# Flowering Kale



## Dave Hutchins (Jun 4, 2008)

ISO is flowering Kale good to eat????? I have access to a great deal of it


----------



## justplainbill (Jun 5, 2008)

Elsewhere on this site I've seen mention of the edibility of flowering/decorative kale.


----------



## simplicity (Jun 5, 2008)

I have eaten it.  It's okay.   I thought it was bitter, more of an colorful accent to a salad, than a tasty one.

One thing to be mindful of is that it was grown to be an ornamental plant.  If it was purchased in a plant nursery, who knows what junk they put on it to look good?


----------



## Dave Hutchins (Jun 6, 2008)

Thanks all I will not cut and eat


----------



## Chief Longwind Of The North (Jun 8, 2008)

I purchased some in our grocery store, in the produce section.
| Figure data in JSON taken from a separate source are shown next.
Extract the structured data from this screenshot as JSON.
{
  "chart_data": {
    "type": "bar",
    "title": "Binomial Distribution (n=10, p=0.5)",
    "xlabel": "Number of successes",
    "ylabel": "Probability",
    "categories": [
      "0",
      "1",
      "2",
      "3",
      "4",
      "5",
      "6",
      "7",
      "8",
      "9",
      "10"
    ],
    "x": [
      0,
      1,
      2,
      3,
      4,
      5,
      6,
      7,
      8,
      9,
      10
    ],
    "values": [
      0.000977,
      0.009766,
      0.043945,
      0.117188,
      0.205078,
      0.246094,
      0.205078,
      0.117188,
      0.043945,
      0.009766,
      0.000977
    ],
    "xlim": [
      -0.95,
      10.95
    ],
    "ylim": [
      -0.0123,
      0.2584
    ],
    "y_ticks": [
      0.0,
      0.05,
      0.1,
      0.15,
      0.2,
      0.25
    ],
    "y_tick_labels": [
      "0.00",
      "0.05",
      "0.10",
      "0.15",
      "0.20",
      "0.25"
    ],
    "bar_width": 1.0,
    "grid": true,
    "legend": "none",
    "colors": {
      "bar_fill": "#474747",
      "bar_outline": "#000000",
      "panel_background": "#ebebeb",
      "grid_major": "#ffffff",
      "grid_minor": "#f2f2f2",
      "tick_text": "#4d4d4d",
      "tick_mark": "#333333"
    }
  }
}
I used it as a base to set the crown roast from my avatar on. That pictue in my avatar is what we ate for supper. The kale was eaten. It is edible. But treat it as you would radichio or any other salad ingredient with a bitter flavor componant. Don't let it dominate. Let it accent the other flavors. vinager/oil type salad dressing help even out the flavor of this colorful veggie.

There is a picture of that roast somewhere in the picture section of DC, under Goodweed of the North pictures.

Seeeeeya; Goodweed of the North


----------